Link rot is an ever-present threat for NFT owners and creators, as any number of unintended situations could result in an NFT becoming a token pointing to a very expensive 404.

Some efforts are being made to create blockchain-based decentralized file storage systems, such as Filecoin, but these run the risk of potentially storing illegal material as explained above.

Decentralization Issues

While today’s institutions might be far from perfect, they provide society with a layer of security and stability that is non-existent in decentralized organizations. Legal systems for instance need human operators due to the infeasibility of predicting all possible behaviors and outcomes in written law.

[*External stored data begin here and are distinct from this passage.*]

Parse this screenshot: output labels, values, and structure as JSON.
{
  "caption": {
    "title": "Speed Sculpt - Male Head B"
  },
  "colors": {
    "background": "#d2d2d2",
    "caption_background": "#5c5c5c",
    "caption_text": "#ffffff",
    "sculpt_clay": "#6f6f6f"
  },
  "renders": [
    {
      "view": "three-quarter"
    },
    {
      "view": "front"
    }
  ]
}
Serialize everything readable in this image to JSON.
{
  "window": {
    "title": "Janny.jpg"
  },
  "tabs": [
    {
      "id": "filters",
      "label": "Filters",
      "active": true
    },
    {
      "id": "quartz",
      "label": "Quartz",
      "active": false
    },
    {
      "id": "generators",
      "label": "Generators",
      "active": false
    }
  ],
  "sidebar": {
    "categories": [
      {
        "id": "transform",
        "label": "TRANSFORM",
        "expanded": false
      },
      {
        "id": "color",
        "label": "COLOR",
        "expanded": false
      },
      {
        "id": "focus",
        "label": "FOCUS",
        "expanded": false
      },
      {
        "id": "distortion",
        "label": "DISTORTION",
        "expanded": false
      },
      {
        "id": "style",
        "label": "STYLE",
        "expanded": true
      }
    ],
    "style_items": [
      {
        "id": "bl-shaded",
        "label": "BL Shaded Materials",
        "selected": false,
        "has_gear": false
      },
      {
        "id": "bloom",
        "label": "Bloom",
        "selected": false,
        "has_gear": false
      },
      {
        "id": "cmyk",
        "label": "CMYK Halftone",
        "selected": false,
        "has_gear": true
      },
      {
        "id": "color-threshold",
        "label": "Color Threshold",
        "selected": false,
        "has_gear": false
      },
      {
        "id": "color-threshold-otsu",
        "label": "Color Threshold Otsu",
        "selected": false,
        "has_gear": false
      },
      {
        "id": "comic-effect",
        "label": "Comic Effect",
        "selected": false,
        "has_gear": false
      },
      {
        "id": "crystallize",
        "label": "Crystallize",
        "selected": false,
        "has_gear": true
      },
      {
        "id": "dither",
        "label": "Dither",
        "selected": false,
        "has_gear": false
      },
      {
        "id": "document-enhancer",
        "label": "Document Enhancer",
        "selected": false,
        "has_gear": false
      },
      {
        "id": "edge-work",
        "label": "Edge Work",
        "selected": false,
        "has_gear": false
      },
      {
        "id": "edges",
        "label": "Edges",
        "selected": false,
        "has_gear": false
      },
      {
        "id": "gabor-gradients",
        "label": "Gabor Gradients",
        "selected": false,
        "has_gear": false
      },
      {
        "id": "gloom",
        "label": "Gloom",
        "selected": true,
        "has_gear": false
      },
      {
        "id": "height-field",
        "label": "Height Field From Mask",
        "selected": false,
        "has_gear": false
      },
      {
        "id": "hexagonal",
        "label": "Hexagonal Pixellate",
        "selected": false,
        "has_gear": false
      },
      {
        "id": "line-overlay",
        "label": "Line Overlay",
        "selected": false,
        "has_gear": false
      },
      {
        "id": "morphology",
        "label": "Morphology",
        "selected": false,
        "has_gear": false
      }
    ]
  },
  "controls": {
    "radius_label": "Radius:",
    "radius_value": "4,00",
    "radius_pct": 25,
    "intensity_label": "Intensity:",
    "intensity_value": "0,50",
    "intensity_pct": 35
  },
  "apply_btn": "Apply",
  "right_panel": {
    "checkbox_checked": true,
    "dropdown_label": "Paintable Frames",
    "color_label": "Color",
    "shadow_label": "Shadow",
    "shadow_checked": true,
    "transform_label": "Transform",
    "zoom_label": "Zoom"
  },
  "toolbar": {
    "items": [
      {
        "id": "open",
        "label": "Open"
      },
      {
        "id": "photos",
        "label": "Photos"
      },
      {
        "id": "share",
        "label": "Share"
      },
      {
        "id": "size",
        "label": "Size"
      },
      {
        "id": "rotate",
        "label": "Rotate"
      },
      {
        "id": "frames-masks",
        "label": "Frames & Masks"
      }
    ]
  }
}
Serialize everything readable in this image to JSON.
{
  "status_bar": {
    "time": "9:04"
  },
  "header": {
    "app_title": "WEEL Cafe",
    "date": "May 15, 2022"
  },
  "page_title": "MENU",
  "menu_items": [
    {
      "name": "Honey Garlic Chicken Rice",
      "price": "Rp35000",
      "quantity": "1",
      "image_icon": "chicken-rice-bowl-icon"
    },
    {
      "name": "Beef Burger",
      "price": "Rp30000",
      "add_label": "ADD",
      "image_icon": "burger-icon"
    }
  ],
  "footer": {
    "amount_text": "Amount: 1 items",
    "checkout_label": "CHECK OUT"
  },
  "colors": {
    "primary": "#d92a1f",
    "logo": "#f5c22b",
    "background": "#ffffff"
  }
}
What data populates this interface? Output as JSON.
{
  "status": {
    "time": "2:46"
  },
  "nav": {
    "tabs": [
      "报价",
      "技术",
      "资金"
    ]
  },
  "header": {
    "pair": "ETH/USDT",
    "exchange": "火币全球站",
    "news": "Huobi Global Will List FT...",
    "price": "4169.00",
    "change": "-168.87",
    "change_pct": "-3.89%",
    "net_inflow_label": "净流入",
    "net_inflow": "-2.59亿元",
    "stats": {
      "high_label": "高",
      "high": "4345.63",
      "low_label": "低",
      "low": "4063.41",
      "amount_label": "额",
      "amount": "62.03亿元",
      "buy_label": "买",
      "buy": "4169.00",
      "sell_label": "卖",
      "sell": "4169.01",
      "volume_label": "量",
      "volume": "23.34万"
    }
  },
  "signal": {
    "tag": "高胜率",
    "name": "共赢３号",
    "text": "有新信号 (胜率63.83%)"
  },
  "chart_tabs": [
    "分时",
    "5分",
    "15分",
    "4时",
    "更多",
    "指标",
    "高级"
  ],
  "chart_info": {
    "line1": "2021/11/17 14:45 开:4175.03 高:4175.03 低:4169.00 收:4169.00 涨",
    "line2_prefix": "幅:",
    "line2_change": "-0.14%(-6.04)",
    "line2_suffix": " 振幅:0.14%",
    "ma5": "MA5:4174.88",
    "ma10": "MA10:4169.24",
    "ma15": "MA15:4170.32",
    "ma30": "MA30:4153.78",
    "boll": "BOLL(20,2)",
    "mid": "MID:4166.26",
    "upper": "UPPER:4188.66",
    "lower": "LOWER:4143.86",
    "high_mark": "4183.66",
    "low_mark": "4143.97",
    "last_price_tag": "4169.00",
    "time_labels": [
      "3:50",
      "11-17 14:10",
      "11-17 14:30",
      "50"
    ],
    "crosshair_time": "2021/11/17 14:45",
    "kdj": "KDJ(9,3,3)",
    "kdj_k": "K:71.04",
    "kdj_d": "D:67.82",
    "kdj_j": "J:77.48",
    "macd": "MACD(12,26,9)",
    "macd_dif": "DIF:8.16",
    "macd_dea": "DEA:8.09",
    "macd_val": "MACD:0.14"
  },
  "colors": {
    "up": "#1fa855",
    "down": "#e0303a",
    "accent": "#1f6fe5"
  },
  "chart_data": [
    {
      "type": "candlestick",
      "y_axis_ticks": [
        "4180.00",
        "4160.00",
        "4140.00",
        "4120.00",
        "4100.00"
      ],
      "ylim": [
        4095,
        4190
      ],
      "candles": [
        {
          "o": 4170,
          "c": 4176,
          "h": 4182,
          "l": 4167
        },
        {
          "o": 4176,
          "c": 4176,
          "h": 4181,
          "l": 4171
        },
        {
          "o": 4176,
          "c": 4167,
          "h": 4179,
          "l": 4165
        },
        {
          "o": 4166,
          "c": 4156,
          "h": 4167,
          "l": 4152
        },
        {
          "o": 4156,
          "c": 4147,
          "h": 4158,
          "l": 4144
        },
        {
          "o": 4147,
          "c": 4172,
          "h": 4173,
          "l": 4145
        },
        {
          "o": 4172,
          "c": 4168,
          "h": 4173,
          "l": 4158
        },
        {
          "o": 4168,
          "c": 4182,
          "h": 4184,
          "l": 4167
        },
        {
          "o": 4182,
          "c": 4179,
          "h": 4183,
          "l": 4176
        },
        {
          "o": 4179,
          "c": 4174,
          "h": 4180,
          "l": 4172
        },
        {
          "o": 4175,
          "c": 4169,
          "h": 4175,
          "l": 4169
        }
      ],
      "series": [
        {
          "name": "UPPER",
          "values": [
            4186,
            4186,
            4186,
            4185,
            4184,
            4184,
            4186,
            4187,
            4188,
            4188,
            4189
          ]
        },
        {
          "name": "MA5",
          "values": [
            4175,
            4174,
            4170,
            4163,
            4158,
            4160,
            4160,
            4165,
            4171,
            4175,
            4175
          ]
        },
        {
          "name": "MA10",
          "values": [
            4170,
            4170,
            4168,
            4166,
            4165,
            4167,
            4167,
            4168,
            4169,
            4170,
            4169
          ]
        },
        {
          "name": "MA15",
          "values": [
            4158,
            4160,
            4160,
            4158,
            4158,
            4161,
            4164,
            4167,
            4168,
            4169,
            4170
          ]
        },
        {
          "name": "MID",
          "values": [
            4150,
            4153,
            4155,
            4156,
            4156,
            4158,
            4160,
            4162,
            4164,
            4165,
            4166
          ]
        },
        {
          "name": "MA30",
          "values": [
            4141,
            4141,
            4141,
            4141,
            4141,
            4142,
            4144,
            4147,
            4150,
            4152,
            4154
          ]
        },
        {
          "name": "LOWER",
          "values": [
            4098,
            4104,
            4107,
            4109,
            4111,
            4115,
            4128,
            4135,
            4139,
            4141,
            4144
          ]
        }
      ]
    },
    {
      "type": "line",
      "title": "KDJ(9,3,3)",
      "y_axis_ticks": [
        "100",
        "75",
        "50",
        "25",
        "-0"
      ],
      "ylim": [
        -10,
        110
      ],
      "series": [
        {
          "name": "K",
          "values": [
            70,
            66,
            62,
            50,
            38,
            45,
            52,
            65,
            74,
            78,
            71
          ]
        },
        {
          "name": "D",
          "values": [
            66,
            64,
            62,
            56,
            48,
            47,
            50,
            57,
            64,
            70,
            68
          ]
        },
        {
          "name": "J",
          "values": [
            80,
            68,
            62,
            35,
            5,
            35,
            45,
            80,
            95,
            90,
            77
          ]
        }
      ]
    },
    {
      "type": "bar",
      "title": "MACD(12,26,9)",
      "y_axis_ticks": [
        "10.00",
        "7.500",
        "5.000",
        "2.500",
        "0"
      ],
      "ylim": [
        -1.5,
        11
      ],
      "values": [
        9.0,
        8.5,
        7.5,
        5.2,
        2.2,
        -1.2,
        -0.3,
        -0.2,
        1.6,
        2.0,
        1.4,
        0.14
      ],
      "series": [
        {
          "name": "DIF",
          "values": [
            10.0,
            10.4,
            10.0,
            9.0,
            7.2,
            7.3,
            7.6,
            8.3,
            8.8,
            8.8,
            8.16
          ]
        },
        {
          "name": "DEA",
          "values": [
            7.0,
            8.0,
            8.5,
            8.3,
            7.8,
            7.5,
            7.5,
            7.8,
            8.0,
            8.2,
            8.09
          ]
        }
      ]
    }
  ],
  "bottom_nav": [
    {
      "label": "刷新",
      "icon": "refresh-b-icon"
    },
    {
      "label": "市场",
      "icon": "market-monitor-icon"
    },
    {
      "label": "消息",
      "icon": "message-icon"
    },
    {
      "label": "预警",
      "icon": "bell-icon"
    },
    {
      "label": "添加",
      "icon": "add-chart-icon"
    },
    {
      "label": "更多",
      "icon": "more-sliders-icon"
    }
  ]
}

For decentralized organizations, there isn’t an entity to go to whenever a malicious or unexpected situation occurs, meaning any member is vulnerable to suffering irreparable losses or damage with nothing to be done about it. For decentralized organizations governed by smart contracts (like DAOs for example), there is a false premise that using code as law would make for a perfect and neutral governance – this premise is false because no computer would manifest code without a human to input it, so in reality a certain group of people is deciding the rules and the computer program is simply applying it. Any application of “code is law” is also likely to restrict innovation (as the smart contracts are immutable), and miss out on edge cases and contextual interpretation which is a defined feature of legal systems.

Another risk that comes with decentralized organizations is that of staked voting: some organizations grant members voting rights according to how much money they have staked. This voting system is as far as possible from being democratic, decisions would be taken in favor of those with more capital.

Centralization Issues

Decentralization has its risks, but it is one of the core pillars of the underlying blockchain technology. In practical terms, what we see is a progressive shift towards centralization though, with issues like a few massive mining pools controlling the majority of the networks (which is the case today of both Bitcoin and Ethereum); the progressive degree of inequality being reinforced by Proof-of-Stake consensus mechanisms that filters wealth upwards; the expensive initial stake for new validators coming into the Ethereum network, creating a high entry barrier; and services like MetaMask and Etherscan that are centralizing access to all decentralized services. (Read more about all points under the Blockchain section). At the end of the day, the technology has to date proven unable to offer the safety of centralized institutions nor the advertised benefits of decentralization.

Culture

Including mandatory crypto usage in a game might be incompatible with certain religious doctrines. This may create issues depending on who is playing the game and where the game is being published.